L'investimento del gruppo taiwanese a Pesaro è in fondo solo una goccia, una manciata di milioni che rianima solo in parte le statistiche, piuttosto desolanti. Dei 1350 miliardi di dollari investiti oltrefrontiera lo scorso anno nel mondo l'Italia ne ha "catturati" meno di dieci, lo 0,7%, una goccia nel mare. Un problema di volumi e anche di qualità, perché qui gli investimenti esteri "da zero", dunque in nuovi impianti o laboratori, sono in media la metà rispetto a quanto accade in Francia, un quarto del Regno Unito.
Più spesso si tratta di acquisti di realtà già esistenti, scenario che in fondo non deve stupirci più di tanto: il prestigio mondiale dei nostri brand e la capacità manifatturiera che spesso si allarga all'indotto distrettuale sono infatti i nostri punti di forza principali, naturale dunque che gli acquisti si concentrino qui.
Ecco quindi Loro Piana, Cova, Bulgari, Gancia e Parmalat. Ma anche Marazzi, Ducati, ora Berloni.
Casi certamente diversi ma uniti dal filo conduttore dell'incapacità o impossibilità di trovare un acquirente italiano. Il che non è necessariamente un male, perché avere un partner che crede nel marchio e lo sviluppa è senz'altro un'opzione positiva, a maggior ragione se l'azienda si trova in stato di crisi, come Berloni.
Il partner estero, soprattutto se asiatico, è poi in grado in questa fase di offrire contatti e opportunità di sviluppo nelle aree di maggior crescita del mondo, situazione certo gradita a qualunque azienda italiana a fronte della continua caduta del mercato nazionale.
Il rischio naturalmente è che i nuovi "padroni" ragionino in ottica globale, dove l'Italia è solo una casella di una scacchiera più ampia, come dimostra la scelta recente di General Electric di spostare da Firenze a Londra il quartier generale Oil&Gas: nessun dramma, per carità, ma forse in Toscana si stava meglio prima.

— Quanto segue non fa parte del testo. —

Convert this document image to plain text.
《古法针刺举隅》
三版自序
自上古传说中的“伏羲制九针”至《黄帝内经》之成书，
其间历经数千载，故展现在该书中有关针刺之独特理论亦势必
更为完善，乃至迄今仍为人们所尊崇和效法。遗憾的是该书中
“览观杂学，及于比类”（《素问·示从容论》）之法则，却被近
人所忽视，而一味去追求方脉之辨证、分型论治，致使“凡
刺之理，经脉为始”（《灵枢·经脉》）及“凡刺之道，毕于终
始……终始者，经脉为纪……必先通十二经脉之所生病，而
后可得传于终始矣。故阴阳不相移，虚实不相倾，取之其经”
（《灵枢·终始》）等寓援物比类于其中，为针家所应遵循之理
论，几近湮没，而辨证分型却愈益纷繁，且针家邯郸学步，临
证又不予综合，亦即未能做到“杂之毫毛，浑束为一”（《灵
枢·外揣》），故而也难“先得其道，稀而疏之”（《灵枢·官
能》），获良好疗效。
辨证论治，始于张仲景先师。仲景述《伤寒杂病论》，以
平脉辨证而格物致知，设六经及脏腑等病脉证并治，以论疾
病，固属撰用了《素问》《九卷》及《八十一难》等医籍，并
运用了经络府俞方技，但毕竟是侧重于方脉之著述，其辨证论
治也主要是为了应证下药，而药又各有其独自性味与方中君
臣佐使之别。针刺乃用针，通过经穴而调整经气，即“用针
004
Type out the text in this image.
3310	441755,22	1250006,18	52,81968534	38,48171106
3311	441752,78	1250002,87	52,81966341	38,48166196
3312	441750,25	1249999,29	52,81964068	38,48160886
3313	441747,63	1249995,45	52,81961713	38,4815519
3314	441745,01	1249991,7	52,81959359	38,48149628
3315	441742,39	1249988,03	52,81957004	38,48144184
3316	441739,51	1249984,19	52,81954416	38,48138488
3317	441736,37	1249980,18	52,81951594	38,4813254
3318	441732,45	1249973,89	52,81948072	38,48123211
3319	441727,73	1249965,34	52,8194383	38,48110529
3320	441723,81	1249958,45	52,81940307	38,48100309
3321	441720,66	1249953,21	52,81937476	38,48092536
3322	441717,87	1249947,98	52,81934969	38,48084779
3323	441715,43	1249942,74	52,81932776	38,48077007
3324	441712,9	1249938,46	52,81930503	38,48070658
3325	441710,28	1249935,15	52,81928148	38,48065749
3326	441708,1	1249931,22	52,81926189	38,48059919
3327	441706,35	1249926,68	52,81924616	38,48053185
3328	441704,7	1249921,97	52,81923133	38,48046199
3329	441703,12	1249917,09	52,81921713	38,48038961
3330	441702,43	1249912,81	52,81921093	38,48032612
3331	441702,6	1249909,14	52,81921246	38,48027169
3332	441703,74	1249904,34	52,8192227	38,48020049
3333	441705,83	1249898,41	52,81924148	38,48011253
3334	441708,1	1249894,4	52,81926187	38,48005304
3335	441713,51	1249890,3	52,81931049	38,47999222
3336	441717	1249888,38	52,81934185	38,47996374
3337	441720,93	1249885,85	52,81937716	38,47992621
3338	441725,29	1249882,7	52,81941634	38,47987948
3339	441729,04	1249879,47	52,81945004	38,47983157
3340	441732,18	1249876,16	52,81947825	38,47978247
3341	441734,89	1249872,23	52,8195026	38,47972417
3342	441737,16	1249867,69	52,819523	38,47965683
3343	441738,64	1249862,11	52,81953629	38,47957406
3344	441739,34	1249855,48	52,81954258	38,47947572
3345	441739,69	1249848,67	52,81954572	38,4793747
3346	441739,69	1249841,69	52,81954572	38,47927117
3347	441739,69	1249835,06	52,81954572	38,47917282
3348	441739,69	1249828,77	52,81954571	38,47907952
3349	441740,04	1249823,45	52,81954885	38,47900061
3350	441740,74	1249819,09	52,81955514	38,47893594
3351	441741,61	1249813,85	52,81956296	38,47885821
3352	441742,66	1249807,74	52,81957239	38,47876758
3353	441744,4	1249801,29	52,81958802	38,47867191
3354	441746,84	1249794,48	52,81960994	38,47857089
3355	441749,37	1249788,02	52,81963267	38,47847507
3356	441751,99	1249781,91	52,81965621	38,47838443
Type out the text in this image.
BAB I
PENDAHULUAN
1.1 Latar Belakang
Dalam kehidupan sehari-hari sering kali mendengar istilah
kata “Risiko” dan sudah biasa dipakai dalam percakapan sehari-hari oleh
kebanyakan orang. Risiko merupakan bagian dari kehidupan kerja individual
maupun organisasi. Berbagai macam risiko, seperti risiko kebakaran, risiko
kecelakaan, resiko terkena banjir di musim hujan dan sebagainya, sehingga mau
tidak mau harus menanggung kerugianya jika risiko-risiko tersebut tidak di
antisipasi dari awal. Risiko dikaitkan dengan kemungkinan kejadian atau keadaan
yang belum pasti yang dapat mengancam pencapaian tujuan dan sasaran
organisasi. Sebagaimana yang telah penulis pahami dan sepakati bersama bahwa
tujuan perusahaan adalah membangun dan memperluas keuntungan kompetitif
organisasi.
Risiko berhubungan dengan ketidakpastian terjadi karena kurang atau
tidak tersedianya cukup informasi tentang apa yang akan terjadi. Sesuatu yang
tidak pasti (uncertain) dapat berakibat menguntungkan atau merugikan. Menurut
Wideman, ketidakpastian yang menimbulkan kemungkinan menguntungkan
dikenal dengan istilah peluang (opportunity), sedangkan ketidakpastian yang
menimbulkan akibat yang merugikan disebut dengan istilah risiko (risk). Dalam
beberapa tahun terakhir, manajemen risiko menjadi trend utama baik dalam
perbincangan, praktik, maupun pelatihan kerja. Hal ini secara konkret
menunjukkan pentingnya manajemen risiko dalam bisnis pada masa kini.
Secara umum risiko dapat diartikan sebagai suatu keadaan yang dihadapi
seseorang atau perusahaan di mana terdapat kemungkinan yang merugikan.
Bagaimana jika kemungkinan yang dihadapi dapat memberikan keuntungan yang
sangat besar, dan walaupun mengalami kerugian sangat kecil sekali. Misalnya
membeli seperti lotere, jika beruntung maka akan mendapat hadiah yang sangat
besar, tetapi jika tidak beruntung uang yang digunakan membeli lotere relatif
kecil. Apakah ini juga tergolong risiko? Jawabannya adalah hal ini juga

La sensazione in generale è che l'Italia in questa fase subisca la globalizzazione più che cavalcarla, da un lato con poche aziende robuste in grado di porsi come poli aggreganti in Italia e all'estero, dall'altro con un sistema paese che scoraggia con fisco, burocrazia e incertezze legislative chiunque ipotizzi di investire qui.
Visto lo scenario, ben vengano i taiwanesi a Pesaro.